- Born: August 8, 1926 Council Bluffs, Iowa, U.S.
- Died: January 24, 2020 (aged 93) Paradise Valley, Arizona, U.S.
- Education: University of Iowa
- Occupation(s): Businessman, horsebreeder
- Known for: Thoroughbred Owners and Breeders Association's Nebraska Horse Breeder of the Year (1988) Co-founder of Southwest Value Partners (1990)
- Spouse: Beverly Seldin
- Children: 2 sons, 1 daughter

= Millard Seldin =

American businessman and horsebreeder (1926–2020)

Millard Seldin (August 8, 1926 – January 24, 2020) was an American real estate developer, banker, basketball investor, and horsebreeder.

==Life==
Seldin was born on August 8, 1926, in Council Bluffs, Iowa. His father, Ben I. Seldin, an immigrant from Russia, founded Seldin Insurance Co., acquired motels in Iowa, Nebraska and Kansas, and developed 17 apartment complexes and four shopping centers. Seldin served in the United States Navy during World War II for two years, and he graduated from the University of Iowa in 1951.

Seldin co-founded Seldin and Seldin with his father Ben when he was still in college. He later founded Seldin Development and Management Company, a real estate development and management company in Omaha, Nebraska, where he built many structures including the Royalwood Office Center, Camelot Village and Howard Johnson's Motor Lodge. Seldin also co-founded the Hawkeye Bank in Iowa. In 1990, he co-founded Southwest Value Partners, another real estate development company in Scottsdale, Arizona, with Robert Sarver. Seldin was also a minority owner in Phoenix Mercury and Phoenix Suns, two basketball teams.

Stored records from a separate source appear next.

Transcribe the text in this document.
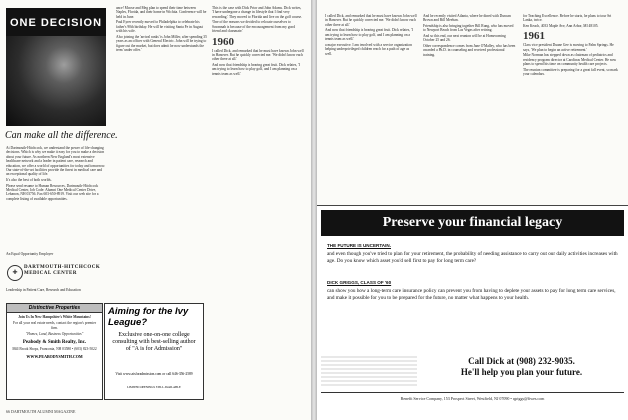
ONE DECISION
Can make all the difference.

At Dartmouth-Hitchcock, we understand the power of life-changing decisions. Which is why we make it easy for you to make a decision about your future. As northern New England's most extensive healthcare network and a leader in patient care, research and education, we offer a world of opportunities for today and tomorrow. Our state-of-the-art facilities provide the finest in medical care and an exceptional quality of life.

It's also the best of both worlds.

Please send resume to Human Resources, Dartmouth-Hitchcock Medical Center, Job Code: Alumni One Medical Center Drive, Lebanon, NH 03756. Fax 603-650-8919. Visit our web site for a complete listing of available opportunities.

An Equal Opportunity Employer

✚
DARTMOUTH-HITCHCOCK
MEDICAL CENTER

Leadership in Patient Care, Research and Education

Distinctive Properties

Join Us In New Hampshire's White Mountains!

For all your real estate needs, contact the region's premier firm.

"Homes, Land, Business Opportunities"

Peabody & Smith Realty, Inc.

Mill Brook Shops, Franconia, NH 03580 • (603) 823-5022

WWW.PEABODYSMITH.COM
Aiming for the Ivy League?
Exclusive one-on-one college consulting with best-selling author of "A is for Admission"
Visit www.aisforadmission.com or call 646-356-2589
LIMITED OPENINGS STILL AVAILABLE

ance! Moose and Meg plan to spend their time between Naples, Florida, and their home in Wichita. Conference will be held in June.

Paul Eyrer recently moved to Philadelphia to celebrate his father's 90th birthday. He will be visiting Santa Fe in August with his wife.

Also joining the 'arrival ranks' is John Miller, after spending 35 years as an officer with General Electric. John will be trying to figure out the market, but does admit he now understands the term 'under offer.'

This is the case with Dick Prior and John Adams. Dick writes, 'I have undergone a change in lifestyle that I find very rewarding.' They moved to Florida and live on the golf course.

'One of the reasons we decided to relocate ourselves to Savannah is because of the encouragement from my good friend and classmate.'

1960

I called Dick, and remarked that he must have known John well in Hanover. But he quickly corrected me. 'We didn't know each other there at all.'

And now that friendship is bearing great fruit. Dick relates, 'I am trying to learn how to play golf, and I am planning on a tennis team as well.'

66 DARTMOUTH ALUMNI MAGAZINE

I called Dick, and remarked that he must have known John well in Hanover. But he quickly corrected me. 'We didn't know each other there at all.'

And now that friendship is bearing great fruit. Dick relates, 'I am trying to learn how to play golf, and I am planning on a tennis team as well.'

a major executive. I am involved with a service organization helping underprivileged children reach for a path of age as well.

And he recently visited Atlanta, where he dined with Duncan Brown and Bill Meehan.

Friendship is also bringing together Bill Rung, who has moved to Newport Beach from Las Vegas after retiring.

And so this end, our next reunion will be at Homecoming October 25 and 26.

Other correspondence comes from Jane O'Malley, who has been awarded a Ph.D. in counseling and received professional training.

for Teaching Excellence. Before he starts, he plans to tour Sri Lanka, twice.

Ken Keach, 4033 Maple Ave, Ann Arbor, MI 48105.

1961

Class vice president Duane Gee is moving to Palm Springs. He says, 'We plan to begin an active retirement.'

Mike Norman has stepped down as chairman of pediatrics and residency program director at Carolinas Medical Center. He now plans to spend his time on community health care projects.

The reunion committee is preparing for a great fall event, so mark your calendars.

Preserve your financial legacy
THE FUTURE IS UNCERTAIN.

and even though you've tried to plan for your retirement, the probability of needing assistance to carry out our daily activities increases with age. Do you know which asset you'd sell first to pay for long term care?

DICK GRIGGS, CLASS OF '60

can show you how a long-term care insurance policy can prevent you from having to deplete your assets to pay for long term care services, and make it possible for you to be prepared for the future, no matter what happens to your health.

Call Dick at (908) 232-9035.
He'll help you plan your future.
Benefit Service Company, 153 Prospect Street, Westfield, NJ 07090 • rgriggs@fiwes.com
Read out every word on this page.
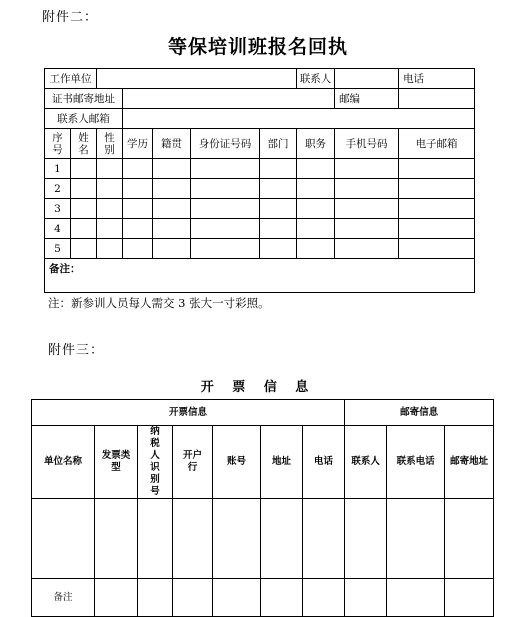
附件二：
等保培训班报名回执
工作单位							联系人		电话
证书邮寄地址								邮编	
联系人邮箱									
序号	姓名	性别	学历	籍贯	身份证号码	部门	职务	手机号码	电子邮箱
1									
2									
3									
4									
5									
备注：									
注：新参训人员每人需交 3 张大一寸彩照。
附件三：
开 票 信 息
开票信息							邮寄信息		
单位名称	发票类型	纳税人识别号	开户行	账号	地址	电话	联系人	联系电话	邮寄地址

备注									
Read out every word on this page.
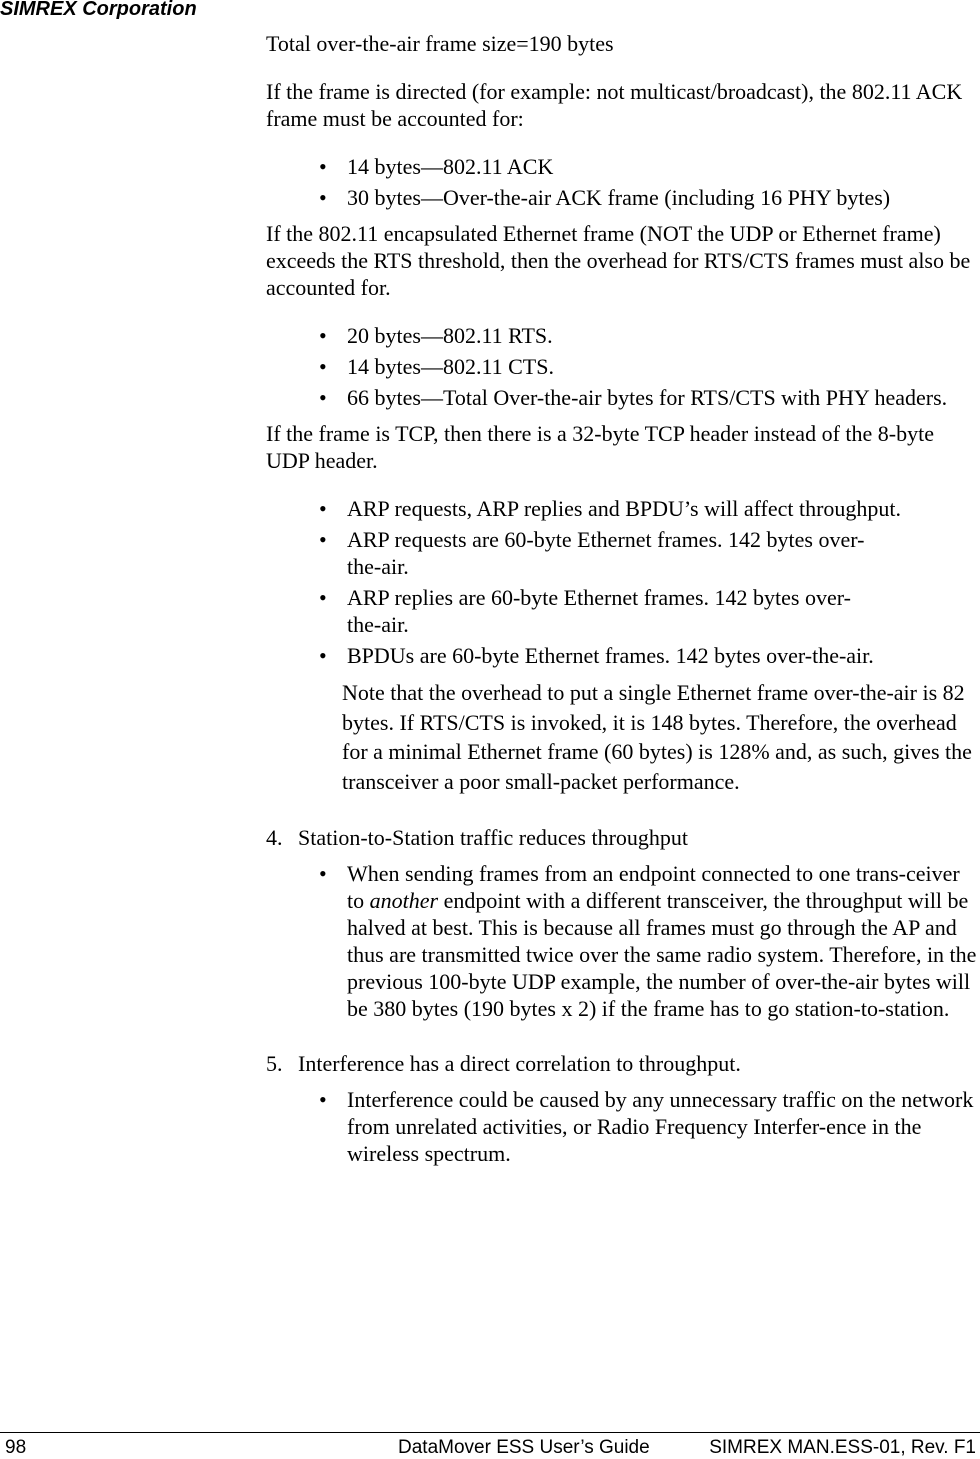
SIMREX Corporation

Total over-the-air frame size=190 bytes

If the frame is directed (for example: not multicast/broadcast), the 802.11 ACK frame must be accounted for:

• 14 bytes—802.11 ACK
• 30 bytes—Over-the-air ACK frame (including 16 PHY bytes)

If the 802.11 encapsulated Ethernet frame (NOT the UDP or Ethernet frame) exceeds the RTS threshold, then the overhead for RTS/CTS frames must also be accounted for.

• 20 bytes—802.11 RTS.
• 14 bytes—802.11 CTS.
• 66 bytes—Total Over-the-air bytes for RTS/CTS with PHY headers.

If the frame is TCP, then there is a 32-byte TCP header instead of the 8-byte UDP header.

• ARP requests, ARP replies and BPDU’s will affect throughput.
• ARP requests are 60-byte Ethernet frames. 142 bytes over-the-air.
• ARP replies are 60-byte Ethernet frames. 142 bytes over-the-air.
• BPDUs are 60-byte Ethernet frames. 142 bytes over-the-air.

Note that the overhead to put a single Ethernet frame over-the-air is 82 bytes. If RTS/CTS is invoked, it is 148 bytes. Therefore, the overhead for a minimal Ethernet frame (60 bytes) is 128% and, as such, gives the transceiver a poor small-packet performance.

4. Station-to-Station traffic reduces throughput

• When sending frames from an endpoint connected to one trans-ceiver to another endpoint with a different transceiver, the throughput will be halved at best. This is because all frames must go through the AP and thus are transmitted twice over the same radio system. Therefore, in the previous 100-byte UDP example, the number of over-the-air bytes will be 380 bytes (190 bytes x 2) if the frame has to go station-to-station.

5. Interference has a direct correlation to throughput.

• Interference could be caused by any unnecessary traffic on the network from unrelated activities, or Radio Frequency Interfer-ence in the wireless spectrum.
98	DataMover ESS User’s Guide	SIMREX MAN.ESS-01, Rev. F1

As a horsebreeder, Seldin owned Love Lock, Pretty Greeley, Golden Yank, Cherokee Lord, Dr. Hugs, and Greeley's Conquest. He was named the Nebraska Horse Breeder of the Year by the Thoroughbred Owners and Breeders Association in 1988.

With his wife Beverly, Seldin had two sons, Scott and Derry, and a daughter, Traci Moser. He resided in Omaha, Nebraska and Paradise Valley, Arizona, where he died on January 24, 2020, at age 93.